Machines are good handling evidence, people are good at talking to patients. (This raises the question, what are library/information people good at?
Ben Toth:
Ben stressed librarians’ role as innovators, particularly in computer applications
What would it mean to have a National Library of Health? Ben said there were >500 librarians and >3000 libraries (Muir had suggested that there were 800 librarians: a necessary preliminary job is to develop an accurate idea of how many libraries/librarians we actually have).
He discussed open archiving and pointed out that it was the NHS that led and HE that followed in the BioMed Central deal
He ran through some of the pressures on libraries, including:
• changing user expectations
• the Google effect (and mentioned in passing the increasing integration of Google with OCLC records and the BL catalogue link with Amazon )
• internal NHS drivers included the NHS elecrtoic patient record,the development of the NHS University, financial constraints, patient-centeredness and the challenge of managing boundaries between NHS/Higher Education/Further Education and Social Care
The solution he proposed was as a single integrated service harnessing the power of the >500 libraries, with a greater spend on CPD for the information professionals who run it. The NHS network needs to:
• get greater value from its spend on libraries, as the NCC deal had already done
• be open to public and patients
• save librarians’ time,
• be closely integrated with NHSU and the NCRS
From the user point of view it should:
• be online at any time,
• have n physical access points
• offer a professional refrence and query answering service
• be integrated with knowledge and learning
• have new personal and personalisable services, such as current awareness.

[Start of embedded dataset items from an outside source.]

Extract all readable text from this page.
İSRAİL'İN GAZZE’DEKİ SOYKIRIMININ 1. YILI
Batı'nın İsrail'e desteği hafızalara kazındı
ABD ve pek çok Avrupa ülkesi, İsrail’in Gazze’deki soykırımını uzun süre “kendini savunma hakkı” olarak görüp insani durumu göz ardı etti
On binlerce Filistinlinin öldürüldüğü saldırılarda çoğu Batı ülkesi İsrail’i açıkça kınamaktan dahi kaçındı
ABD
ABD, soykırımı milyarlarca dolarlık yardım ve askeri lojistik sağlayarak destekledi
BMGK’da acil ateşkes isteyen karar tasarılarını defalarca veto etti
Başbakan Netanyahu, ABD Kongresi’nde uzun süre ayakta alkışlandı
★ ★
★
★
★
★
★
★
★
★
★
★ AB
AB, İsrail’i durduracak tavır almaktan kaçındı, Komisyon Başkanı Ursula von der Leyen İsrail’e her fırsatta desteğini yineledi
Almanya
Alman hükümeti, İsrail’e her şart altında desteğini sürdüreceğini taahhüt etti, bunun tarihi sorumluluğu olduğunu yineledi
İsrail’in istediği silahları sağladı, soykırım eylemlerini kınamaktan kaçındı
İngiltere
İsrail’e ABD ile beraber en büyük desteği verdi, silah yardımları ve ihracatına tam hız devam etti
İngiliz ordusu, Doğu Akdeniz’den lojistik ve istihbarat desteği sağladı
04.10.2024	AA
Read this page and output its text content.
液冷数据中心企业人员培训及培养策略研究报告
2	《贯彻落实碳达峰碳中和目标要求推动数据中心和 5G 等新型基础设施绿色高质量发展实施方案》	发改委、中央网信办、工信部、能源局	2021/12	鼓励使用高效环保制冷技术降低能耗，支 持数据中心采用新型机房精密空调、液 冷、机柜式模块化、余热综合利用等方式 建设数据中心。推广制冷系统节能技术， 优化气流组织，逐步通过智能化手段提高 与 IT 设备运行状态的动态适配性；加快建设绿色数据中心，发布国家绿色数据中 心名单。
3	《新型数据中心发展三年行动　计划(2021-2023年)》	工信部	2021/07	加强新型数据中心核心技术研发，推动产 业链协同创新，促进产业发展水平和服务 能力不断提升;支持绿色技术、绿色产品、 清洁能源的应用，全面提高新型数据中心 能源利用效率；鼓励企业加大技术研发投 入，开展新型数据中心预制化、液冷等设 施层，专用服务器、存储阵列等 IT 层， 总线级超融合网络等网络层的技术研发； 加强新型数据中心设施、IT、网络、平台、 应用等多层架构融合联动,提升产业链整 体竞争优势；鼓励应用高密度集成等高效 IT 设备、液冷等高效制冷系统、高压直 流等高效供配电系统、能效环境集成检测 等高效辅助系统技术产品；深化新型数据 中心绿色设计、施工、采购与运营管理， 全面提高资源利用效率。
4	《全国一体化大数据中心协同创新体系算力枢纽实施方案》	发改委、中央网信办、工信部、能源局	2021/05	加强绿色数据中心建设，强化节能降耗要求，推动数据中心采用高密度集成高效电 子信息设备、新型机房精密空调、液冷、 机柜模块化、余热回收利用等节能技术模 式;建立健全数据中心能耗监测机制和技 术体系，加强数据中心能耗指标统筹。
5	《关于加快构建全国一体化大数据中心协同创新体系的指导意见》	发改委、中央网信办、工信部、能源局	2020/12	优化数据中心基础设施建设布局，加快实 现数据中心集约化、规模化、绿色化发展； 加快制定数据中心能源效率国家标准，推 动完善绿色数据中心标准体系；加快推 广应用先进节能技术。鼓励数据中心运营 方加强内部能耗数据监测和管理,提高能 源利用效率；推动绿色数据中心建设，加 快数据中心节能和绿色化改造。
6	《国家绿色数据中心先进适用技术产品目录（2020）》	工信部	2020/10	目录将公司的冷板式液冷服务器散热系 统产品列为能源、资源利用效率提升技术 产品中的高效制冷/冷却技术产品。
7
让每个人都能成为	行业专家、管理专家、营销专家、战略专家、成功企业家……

• have one front door withl inks with local services
• be personalisable to mylibrary
Libraries would need to develop:
• services at Strategic Health Authority (SHA) level
• shared digital reference
• standard licences.
New opportunities arise with the Map of Medicine linked to the Electronic patient record (based as I understand it on SNOMED ) and the information architecture behind these services
He pointed to the potential of RSS feeds for delivering news, jobs, gossip and research, citing the example of an RSS service for doctors in Trent, findings and wondered if Doctors.net and/or the RCGP should be developing this.
I may well have left out great chunks, but I hope I haven’t traduced the sense of Ben and Muir’s presentations. With luck, HLIN might put them up on the web soon.